Auto-generated llms.txt and llms-full.txt

Mintlify generates /llms.txt with comprehensive page listings and /llms-full.txt with full markdown content of every page. Both files are served at the domain root and referenced via HTTP link headers on every page response. This is a strong mechanism for LLM discovery and on-demand content retrieval — arguably more directly useful for AI search than JSON-LD.

Textual citability patterns

The content on every page follows a deliberate citability structure:
  • Definition-first ledes — first paragraph is a Wikipedia-style definition of the page subject
  • Entity-first sentences — brand names and concepts appear before numbers and data
  • Table pre-summaries — natural-language sentences summarize table content before the table itself
  • Self-contained FAQ answers — each answer reads standalone without requiring the question for context
  • Explicit comparisons — both values appear in the same sentence when comparing
These patterns are enforced by the docs-auditor agent on every page before publication.

Clean HTML structure

Mintlify renders semantic HTML with proper heading hierarchy, table markup, code blocks, and internal link structure.

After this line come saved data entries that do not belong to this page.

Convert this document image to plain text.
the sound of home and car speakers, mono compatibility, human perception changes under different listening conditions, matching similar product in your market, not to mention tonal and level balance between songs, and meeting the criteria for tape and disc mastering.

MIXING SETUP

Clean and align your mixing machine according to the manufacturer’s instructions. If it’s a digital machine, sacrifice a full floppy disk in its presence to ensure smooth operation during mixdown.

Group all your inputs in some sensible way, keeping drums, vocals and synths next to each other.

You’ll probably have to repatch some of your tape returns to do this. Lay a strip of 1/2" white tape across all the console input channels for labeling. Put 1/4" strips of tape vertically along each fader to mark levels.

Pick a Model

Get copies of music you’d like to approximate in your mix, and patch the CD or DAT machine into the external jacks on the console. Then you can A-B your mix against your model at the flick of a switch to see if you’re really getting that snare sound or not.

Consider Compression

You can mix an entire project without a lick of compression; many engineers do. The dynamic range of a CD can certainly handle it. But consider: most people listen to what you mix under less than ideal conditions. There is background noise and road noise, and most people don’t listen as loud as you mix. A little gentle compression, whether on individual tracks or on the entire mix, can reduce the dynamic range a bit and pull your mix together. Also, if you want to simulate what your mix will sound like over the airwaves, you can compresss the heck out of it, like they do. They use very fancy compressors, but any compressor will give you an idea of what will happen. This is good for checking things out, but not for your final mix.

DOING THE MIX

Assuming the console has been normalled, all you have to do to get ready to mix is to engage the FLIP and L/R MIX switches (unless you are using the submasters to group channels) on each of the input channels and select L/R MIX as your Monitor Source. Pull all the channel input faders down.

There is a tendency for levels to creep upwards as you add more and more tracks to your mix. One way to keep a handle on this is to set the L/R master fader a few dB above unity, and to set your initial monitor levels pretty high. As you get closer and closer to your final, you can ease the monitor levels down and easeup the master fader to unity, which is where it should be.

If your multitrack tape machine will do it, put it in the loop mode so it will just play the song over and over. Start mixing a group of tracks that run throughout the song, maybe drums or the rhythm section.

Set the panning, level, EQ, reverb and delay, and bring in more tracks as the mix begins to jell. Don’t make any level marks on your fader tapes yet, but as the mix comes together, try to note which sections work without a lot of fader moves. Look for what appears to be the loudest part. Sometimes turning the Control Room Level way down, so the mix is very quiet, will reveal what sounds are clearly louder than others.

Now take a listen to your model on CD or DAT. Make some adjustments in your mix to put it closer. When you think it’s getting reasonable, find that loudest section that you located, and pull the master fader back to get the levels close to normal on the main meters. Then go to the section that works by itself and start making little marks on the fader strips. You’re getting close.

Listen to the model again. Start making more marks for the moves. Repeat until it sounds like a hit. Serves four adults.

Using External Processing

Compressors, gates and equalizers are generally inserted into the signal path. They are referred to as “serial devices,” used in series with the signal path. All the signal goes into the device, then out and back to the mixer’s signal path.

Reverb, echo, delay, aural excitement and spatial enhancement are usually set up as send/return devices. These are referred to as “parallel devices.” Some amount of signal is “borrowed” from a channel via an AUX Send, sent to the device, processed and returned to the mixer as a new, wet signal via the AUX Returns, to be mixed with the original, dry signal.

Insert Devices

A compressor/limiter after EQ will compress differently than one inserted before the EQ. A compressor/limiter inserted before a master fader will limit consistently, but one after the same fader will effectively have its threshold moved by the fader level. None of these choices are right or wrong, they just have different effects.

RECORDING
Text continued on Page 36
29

AI crawlers receive the same full content as human browsers, verified via user-agent-specific crawl tests.

Comprehensive crawler allowlist

The robots.txt file explicitly allows all major AI crawlers — GPTBot, ChatGPT-User, OAI-SearchBot, ClaudeBot, PerplexityBot, Google-Extended, and xAI — alongside traditional search engine crawlers.

What we lose by not having custom schema

To be transparent about the tradeoffs:
  • Google’s rich results for FAQ pages (the expandable Q&A displayed in search results) are not available for our docs
  • The DefinedTerm entity-graph signal that helps Google’s Knowledge Graph is not present
  • A structural signal that reinforces content type and authority is missing
These are real losses. We accept them because the alternative — a GTM-based workaround that adds dual-maintenance complexity without reaching AI crawlers — was not worth the cost.

When this may change

We will revisit this decision when any of the following happens:
  1. Mintlify adds native JSON-LD support. The most likely path. Their platform evolves regularly and structured data is a common request from technical docs sites.
  2. A new mechanism emerges. Server-side injection patterns, edge workers, or other approaches may become viable over time.
  3. The tradeoff calculation changes. If schema markup becomes demonstrably critical for AI citation beyond its current role as one signal among several, the GTM workaround or a platform migration may become worth the cost.
We track this publicly so readers know the state of play. If this page is out of date — if we have since implemented schema — you will see an updated version here.